まずは事情聴取をし、その結果によっては身柄を拘束……と言うのがセオリーだろう。
カインとアシュヴィンがいる以上、仮に襲撃されたとしても心配は無用。そうなった場合、身柄を拘束する正当な理由が生まれるため、むしろその展開の方が望ましいかもしれないか。

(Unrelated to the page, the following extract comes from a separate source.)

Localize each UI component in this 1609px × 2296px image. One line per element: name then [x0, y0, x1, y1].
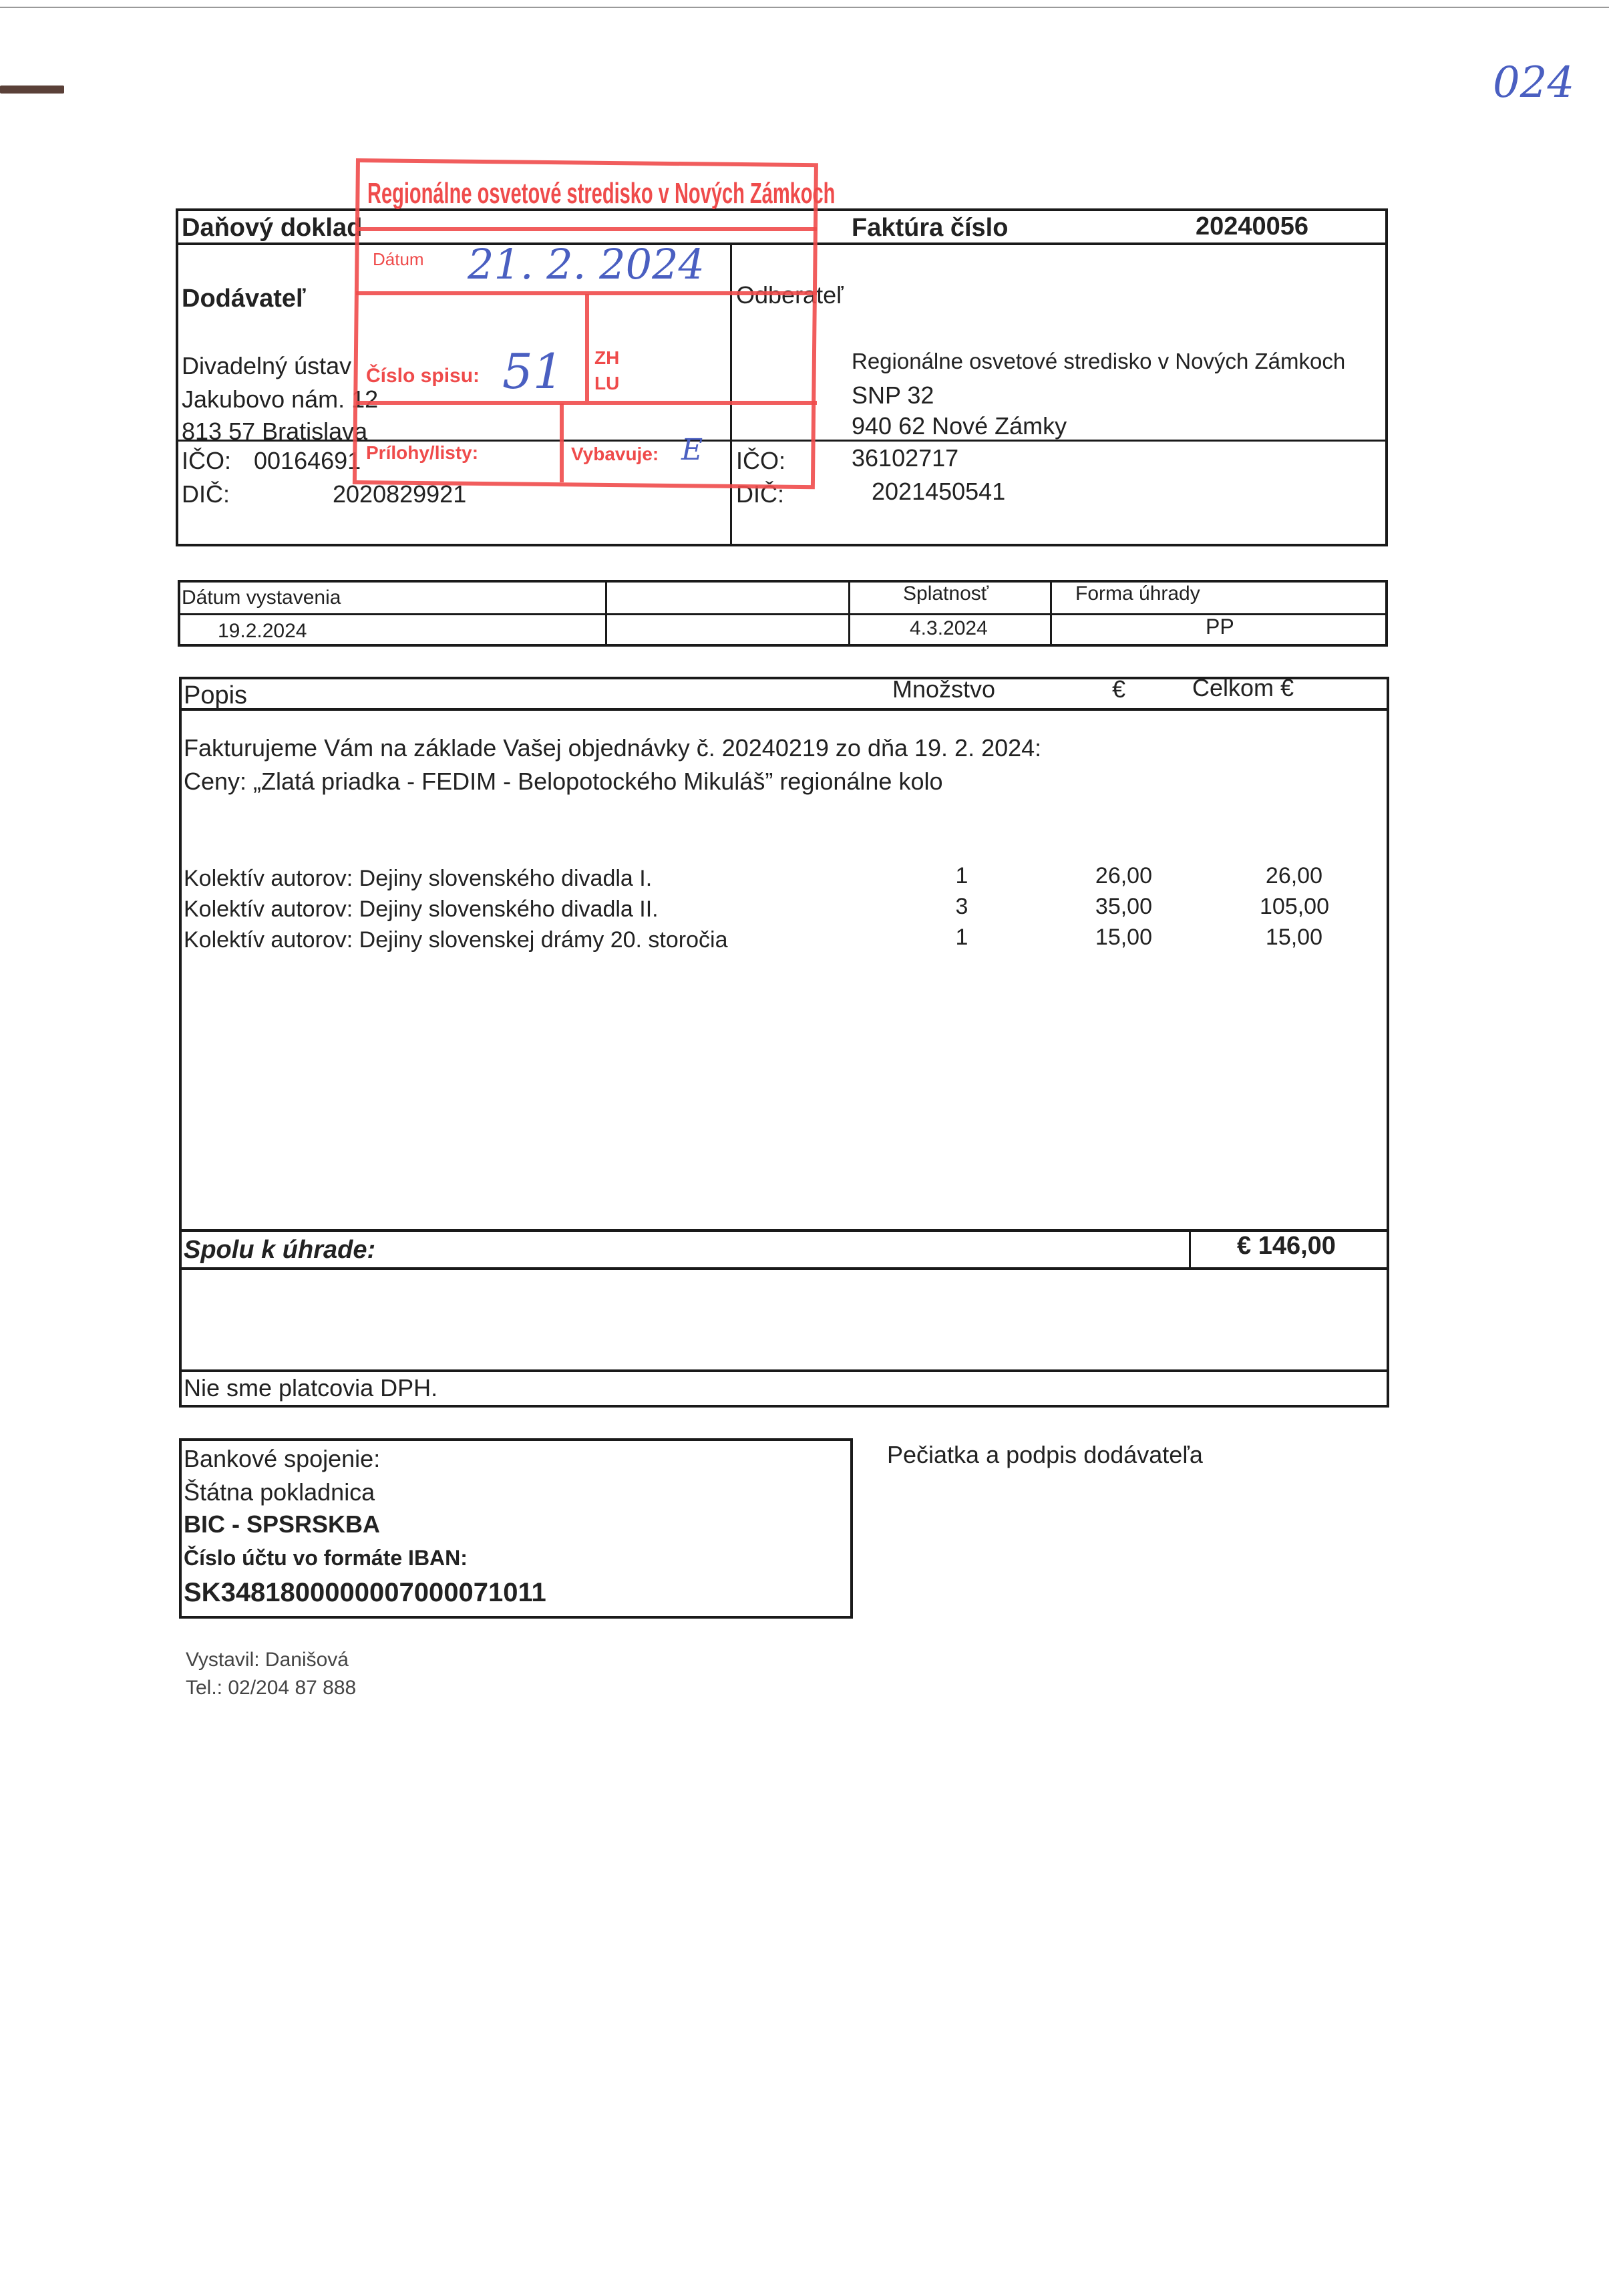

自分なりに今後の展開について考察していると、櫓で見張りをしていた団員が私の所へ走り寄ってきた。
カインが向かった場所とは別にヤマの兵士が現れたのか、とも思ったが、何やら団員の様子がおかしい。

余程急いで来たのか、相当息が上がっている。
それだけではない。漂わせている緊張感と焦燥感は尋常ではなく、額には冷や汗とも脂汗ともつかない汗が浮かんでいる。


「た、大変ですフィアス団長!」
「どうしました?」
「魔物です!魔物が……魔物の大群が現れました!!」



言葉に詰まりそうになりながらも、必死で報告する団員。その狼狽ぶりは、尋常ではない。


「兎に角、一度櫓へ!」
「……わかりました」



団員に言われるまま、私は櫓へ向かう。
警戒に当たっている団員達に特に指示は出さない。報告された内容の趣旨が今一不明なので、現状を維持して貰う。


それにしても、魔物の大群ですか……。


私は櫓へ向かって走りながら考える。
報告に来た団員の狼狽ぶりから察するに、魔物は相当な数なのだろう。だが、魔物の種類と数さえ告げれば事足りることではないのだろうか?

突然の事態に慌てたというのもあるかもしれないが、我々の練度から考えると、どこか腑に落ちない。
それに、ヤマの兵士が現れたタイミングと上手く重なるとは、幾ら何でも運が悪い──と言うより、出来過ぎな感じがする。


櫓の前に辿り着いた所で思考を一端控え、梯子を駆け上る。
そこで目に入った光景は、私の想像など及ばず──文字通り、想像を絶するものだった。



黄昏時の名残を残し、僅かに紫がかった夜の闇。今はまだ弱々しくも月の光が助け、視界はそれ程悪くはない。
延々と続く森の先、荒野が広がっている筈の場所は、怪しく蠢く無数の魔物に埋め尽くされていた。

その数たるや、数千はいるであろう圧倒的な数。鳥の群れが羽ばたいているような影も確認出来るが、それも恐らくは魔物。
多種多様な魔物が大群となり、この砦へ向かってきているのだ。